The aesthetic sensibilities of the Haida are some of the most iconic and easily recognizable, a wealth of modern artists bringing the bold styles of their people to modern audiences. From their legendary totem poles to their striking palettes of red, black, and white to powerful linework filled with character to the depiction of the supernatural and natural worlds intertwined, its form captivates effortlessly. The Vancouver Art Gallery has put forth one of the most respected artists in this vein with their exhibition Guud san glans Robert Davidson: A Line That Bends But Does Not Break.
Guud san glans Robert Davidson has been an active artist within British Colombia and across Canada since the 60s. Early in his career, he mentored under the equally renowned Bill Reid, a Haida artist specializing in carving whose design was posthumously honoured on Canada’s two-dollar coin in 2020. That decade saw Davidson carving and raising the first totem pole in nearly a century on Haida Gwaii, an archipelago and Haida Heritage Site off of BC’s coast. His commitment to preserving and spreading his culture is clear, his style being dubbed contemporary-traditional through its cross-pollination of cultural lineage and modern directive.

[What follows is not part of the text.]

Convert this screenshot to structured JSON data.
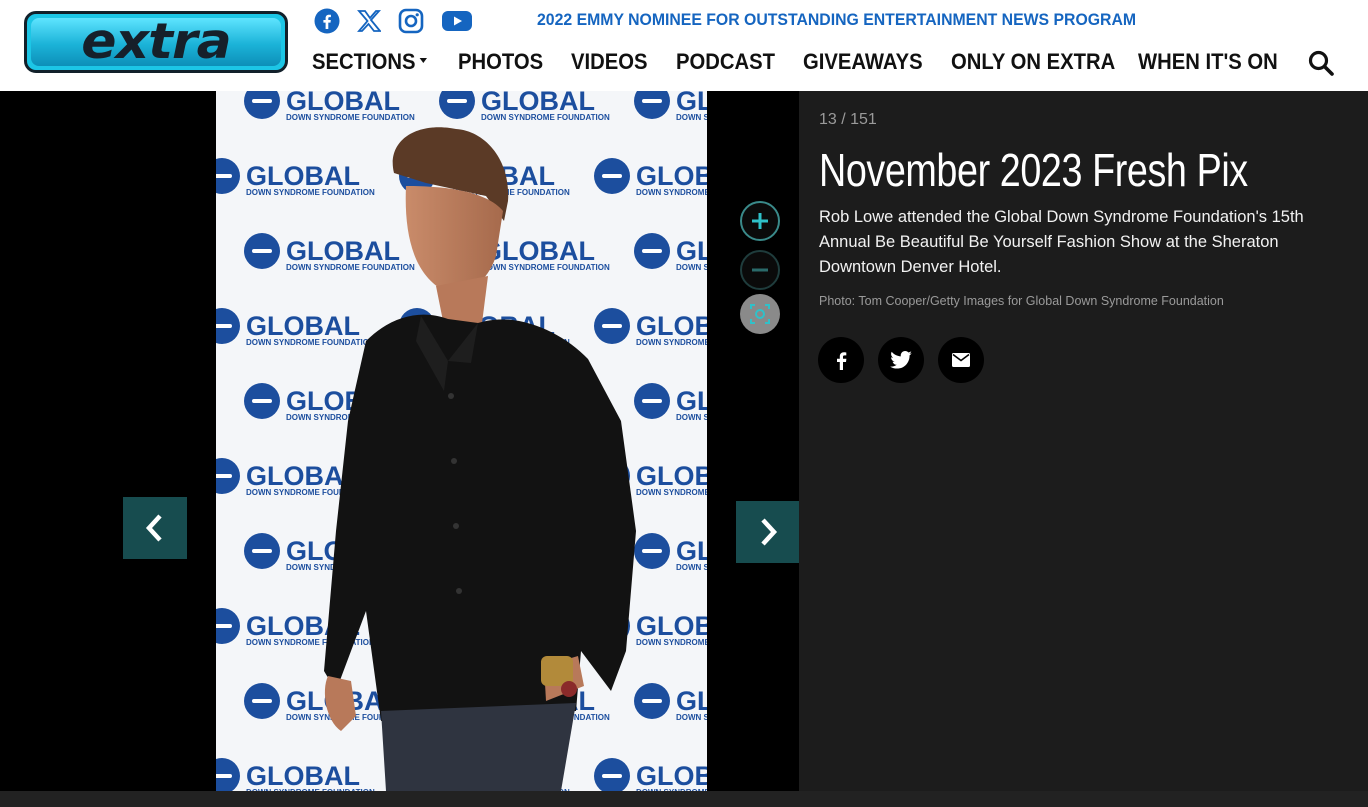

The works on display at The VAG are strong indicators of the modern Haida style at large but especially the impactful sharpness of Davidson’s unique identity within this paradigm. In such works as 1983’s Raven Finned Killer Whale, we see a cultural fingerprint prevalent across Haida artists (the killer whale denoting, amongst other things, family, community, and protection), but a distinct vision of this touchstone through Davidson’s larger-than-life dimension to the creature. It mesmerizes and almost dwarfs the viewer, even with the print being only of modest size.
Across each decade we see a spirit of innovation throughout the works presented in the exhibition. One of the most obvious places Davidson’s modern sensibilities are spotted is in the keenly verbose titles of pieces throughout the 90s and 00s. The World is as Sharp as the Edge of a Knife (1993) is as its title suggests, which stems from a Haida proverb that continues: “As you go along you have to be careful or you will fall off one side or the other.” There is a cutting edge to the geometric symmetry displayed in this work, but also a spacious, Earthly quality to its deep blue. It is at once expansive and a razor. Equally striking are the works across Davidson’s focus on red—varying shades of deep crimson that seer with a visceral poignancy that the VAG has brilliantly positioned along contrasting walls that make works like Occupied hard to look away from.
In his most recent years, Davidson’s work feels like he takes the traditional figures that have travelled—across his career and from his roots—alongside him and extracts them into looser, more ambiguous parameters. The results, especially in tracking one’s way through the exhibition, make for a sort of re-introduction; seeing an old acquaintance after a significant portion of time has changed the way you look at them. And by no means do these works feel anything less like Davidson. They are simply evidence of how this artist has always endeavoured to progress his process.
Guud san glans Robert Davidson: A Line That Bends But Does Not Break is an experience both intellectual and spiritual. Davidson treads a unique course through the context of his own heritage and through the sensibilities of the modern art world to give something that does justice to both. With such evocative expressions of abstract shape and resolute colour, the depictions of a realm somewhere beyond our own are “a masterclass in the Haida language of forms” and not a collection to be missed.